Parti örgütümüzde 1999’da ba­raj altı kalan CHP’nin ne anlama geldiğini bizzat yaşamış olanların sayısı hala fazladır diye düşünü­yorum. Aynı rezaleti yaşatacak uygulamalara nasıl dur denebilir, üzerine ciddi ciddi düşünmeliyiz.

Deniz Baykal’dan miras kalan ör­gütü işlevsizleştirme ve çürütme tercihi, kanser hücresi gibiymiş meğer. Oysa ben, metastaz yap­mamak üzere “Kemalterapi” ile düzeldi sanıyordum.
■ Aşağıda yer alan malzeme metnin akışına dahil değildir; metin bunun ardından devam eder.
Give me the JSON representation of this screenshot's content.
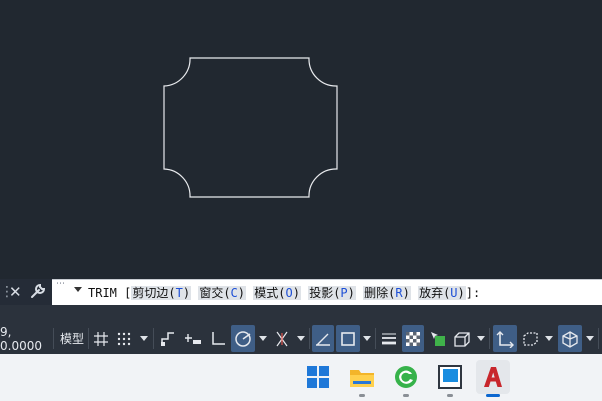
{
  "command": {
    "name": "TRIM",
    "open_bracket": "[",
    "options": [
      {
        "label": "剪切边(",
        "key": "T",
        "end": ")"
      },
      {
        "label": "窗交(",
        "key": "C",
        "end": ")"
      },
      {
        "label": "模式(",
        "key": "O",
        "end": ")"
      },
      {
        "label": "投影(",
        "key": "P",
        "end": ")"
      },
      {
        "label": "删除(",
        "key": "R",
        "end": ")"
      },
      {
        "label": "放弃(",
        "key": "U",
        "end": ")"
      }
    ],
    "close": "]:"
  },
  "status": {
    "coords": "9, 0.0000",
    "model_label": "模型"
  },
  "icons": {
    "close": "close-icon",
    "customize": "wrench-icon",
    "grid": "grid-icon",
    "snap": "snap-dots-icon",
    "ortho": "ortho-icon",
    "polar": "polar-tracking-icon",
    "osnap": "object-snap-icon",
    "lineweight": "lineweight-icon",
    "transparency": "transparency-icon",
    "annotation": "annotation-monitor-icon",
    "workspace": "workspace-icon"
  },
  "taskbar": {
    "apps": [
      "windows-start",
      "file-explorer",
      "browser",
      "app",
      "autocad"
    ],
    "active": "autocad"
  },
  "colors": {
    "canvas": "#212830",
    "geometry": "#e8eaed",
    "active_toggle": "#3f5e86",
    "option_key": "#1d4fd6"
  }
}
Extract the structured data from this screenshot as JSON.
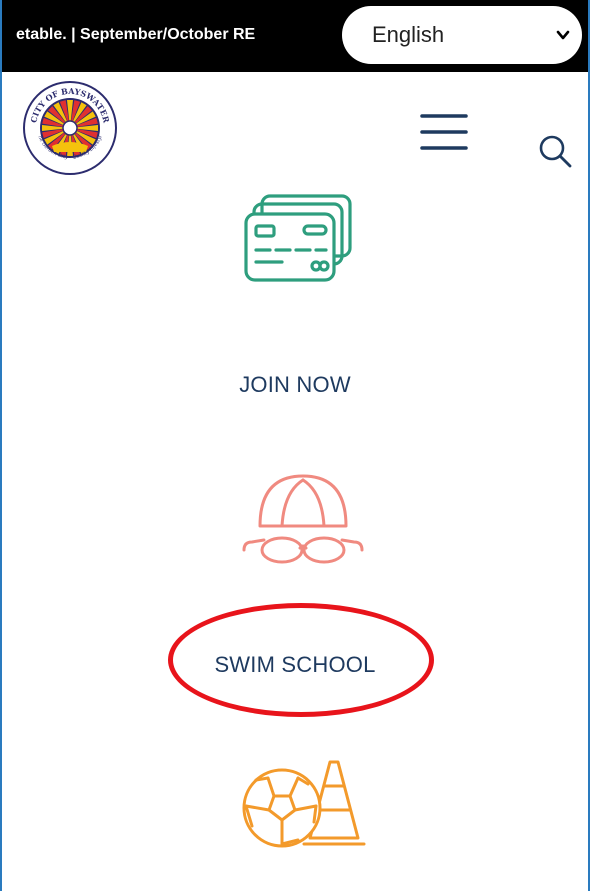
{
  "topbar": {
    "ticker_text": "etable. | September/October RE",
    "language": {
      "selected": "English"
    }
  },
  "header": {
    "logo": {
      "ring_text_top": "CITY OF BAYSWATER",
      "ring_text_bottom": "The Garden City · Quality Lifestyle"
    },
    "menu_icon": "hamburger-menu-icon",
    "search_icon": "search-icon"
  },
  "tiles": [
    {
      "label": "JOIN NOW",
      "icon": "credit-card-icon",
      "color": "#2e9e7e"
    },
    {
      "label": "SWIM SCHOOL",
      "icon": "swim-cap-goggles-icon",
      "color": "#f08a80"
    },
    {
      "label": "",
      "icon": "soccer-ball-cone-icon",
      "color": "#f39a2b"
    }
  ],
  "colors": {
    "topbar": "#000000",
    "label_text": "#1e3a5f",
    "annotation": "#e8141b",
    "frame_border": "#2a7bbf"
  }
}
Örgütü karar alma süreçlerine dahil etmeden yürütülen siyaset anlayışı, başarı­sızlıklardan başarı hikayeleri yarat­ma becerisinden başka bir halta yaramıyor.

“Ben bu ülkeye demokrasiyi geti­receğim” ya da “her şey çok güzel olacak” sloganları, tüm örgütle be­raber geniş bir istişare yapılmadığı sürece suya yazılan yazılardır.

Sahneye oynayan, sahne ışıkları yandığı sürece parlaktır.

Son söz

SHP-CHP birleşmesinden bugüne kadar partiyi yönetme yetkisini ele geçirenlerin yapmayı dahi dene­medikleri tek şey sosyal demokrat, sol, yurtsever, laik değerlerin ve aktörlerin öne çıkartılması oldu. Siyasal İslamcısından emek sömü­rücüsü liberaline kadar herkesi ku­caklama derdine düştüler. Açıkça vurgulamam lazım; ciğeri beş para etmez siyaset simsarları “açılım, kitlelere ulaşma, demokrasinin gereği” gibi sahte ve süslü laflarla bizlere yutturuldu.

Yetmedi mi?

Çocuklarımızın geleceği için bir umut adına kan kusup “kızılcık şer­beti içtik” dedik hepimiz. Halbuki bizim, öfkesiyle, sevgisiyle, müca­delesiyle, bakışlarıyla, dokunuşuy­la, idareciliğiyle sahici, dürüst lider­lere ve kadrolara ihtiyacımız var.

Korkarım ki, bugün “genel başkan­lık” yarışına girişenler, yarın kazan­dıklarında sahicilikten uzak retorik ustası yapay zeka ürünü robotlar gibi çıkacaklar karşımıza.